Dari cara menatanya yang tak seperti umumnya kota di sini membuat kita tak menyadari kalau masih berada di bumi Indonesia. Karena itu, tak mengherankan kalau desa modern ini disebut banyak orang dengan istilah Amerika-nya Papua.
Sebutan itu tidak berlebihan sama sekali. Sebab, desa ini juga memiliki aturan lalu lintas yang tidak sama dengan daerah mana pun di Papua, kecuali Tembagapura tentunya. Aturan lalu lintas jauh lebih ketat daripada daerah mana pun di negeri ini. Di sana ada polisi lalu lintas khusus yang selalu berpatroli untuk memantau mobil mana yang berjalan melebihi kecepatan, kendaraan mana yang berjalan tanpa menyalakan lampu, dan pengemudi mana yang mengemudi sambil merokok. Pengemudi dan penumpang yang tidak mengenakan sabuk pengaman juga akan kena tilang. Bagaimana si polisi tahu itu?

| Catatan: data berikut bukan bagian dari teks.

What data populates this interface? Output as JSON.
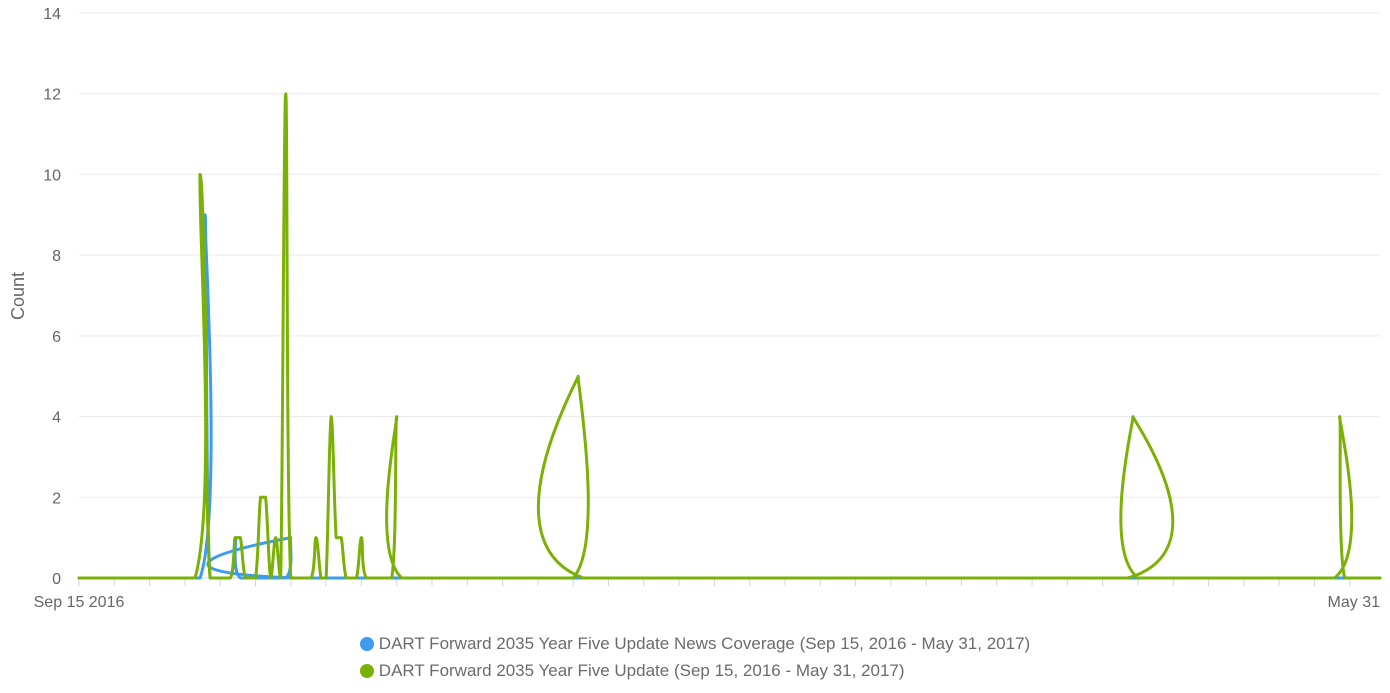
{
  "chart_data": {
    "type": "line",
    "ylabel": "Count",
    "xlabel": "",
    "ylim": [
      0,
      14
    ],
    "yticks": [
      0,
      2,
      4,
      6,
      8,
      10,
      12,
      14
    ],
    "xlim": [
      "2016-09-15",
      "2017-05-31"
    ],
    "xtick_labels": [
      {
        "date": "2016-09-15",
        "label": "Sep 15 2016"
      },
      {
        "date": "2017-05-31",
        "label": "May 31"
      }
    ],
    "grid": true,
    "legend_position": "bottom-center",
    "series": [
      {
        "name": "DART Forward 2035 Year Five Update News Coverage (Sep 15, 2016 - May 31, 2017)",
        "color": "#3d9bf0",
        "points": [
          [
            "2016-09-15",
            0
          ],
          [
            "2016-10-09",
            0
          ],
          [
            "2016-10-10",
            9
          ],
          [
            "2016-10-11",
            0
          ],
          [
            "2016-10-15",
            0
          ],
          [
            "2016-10-16",
            1
          ],
          [
            "2016-10-17",
            0
          ],
          [
            "2016-10-26",
            0
          ],
          [
            "2016-10-27",
            1
          ],
          [
            "2016-10-28",
            0
          ],
          [
            "2017-05-31",
            0
          ]
        ]
      },
      {
        "name": "DART Forward 2035 Year Five Update (Sep 15, 2016 - May 31, 2017)",
        "color": "#7bb006",
        "points": [
          [
            "2016-09-15",
            0
          ],
          [
            "2016-10-08",
            0
          ],
          [
            "2016-10-09",
            10
          ],
          [
            "2016-10-10",
            7
          ],
          [
            "2016-10-11",
            0
          ],
          [
            "2016-10-15",
            0
          ],
          [
            "2016-10-16",
            1
          ],
          [
            "2016-10-17",
            1
          ],
          [
            "2016-10-18",
            0
          ],
          [
            "2016-10-20",
            0
          ],
          [
            "2016-10-21",
            2
          ],
          [
            "2016-10-22",
            2
          ],
          [
            "2016-10-23",
            0
          ],
          [
            "2016-10-24",
            1
          ],
          [
            "2016-10-25",
            0
          ],
          [
            "2016-10-26",
            12
          ],
          [
            "2016-10-27",
            0
          ],
          [
            "2016-10-31",
            0
          ],
          [
            "2016-11-01",
            1
          ],
          [
            "2016-11-02",
            0
          ],
          [
            "2016-11-03",
            0
          ],
          [
            "2016-11-04",
            4
          ],
          [
            "2016-11-05",
            1
          ],
          [
            "2016-11-06",
            1
          ],
          [
            "2016-11-07",
            0
          ],
          [
            "2016-11-09",
            0
          ],
          [
            "2016-11-10",
            1
          ],
          [
            "2016-11-11",
            0
          ],
          [
            "2016-11-16",
            0
          ],
          [
            "2016-11-17",
            4
          ],
          [
            "2016-11-18",
            0
          ],
          [
            "2016-12-22",
            0
          ],
          [
            "2016-12-23",
            5
          ],
          [
            "2016-12-24",
            0
          ],
          [
            "2017-04-11",
            0
          ],
          [
            "2017-04-12",
            4
          ],
          [
            "2017-04-13",
            0
          ],
          [
            "2017-05-22",
            0
          ],
          [
            "2017-05-23",
            4
          ],
          [
            "2017-05-24",
            0
          ],
          [
            "2017-05-31",
            0
          ]
        ]
      }
    ]
  }
}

Sangat tidak sulit karena semua mobil di Kuala Kencana dan Tembagapura tak boleh berkaca agak gelap. Bahkan, kaca depan kotor pun akan kena tilang. Tilang di kawasan ini tentu juga tidak sama dengan di derah lain, apalagi bisa dinego dendanya. Yang ditilang akan menerima surat peringatan. Jika terulang, SIM (surat izin mengemudi)-nya akan dicabut.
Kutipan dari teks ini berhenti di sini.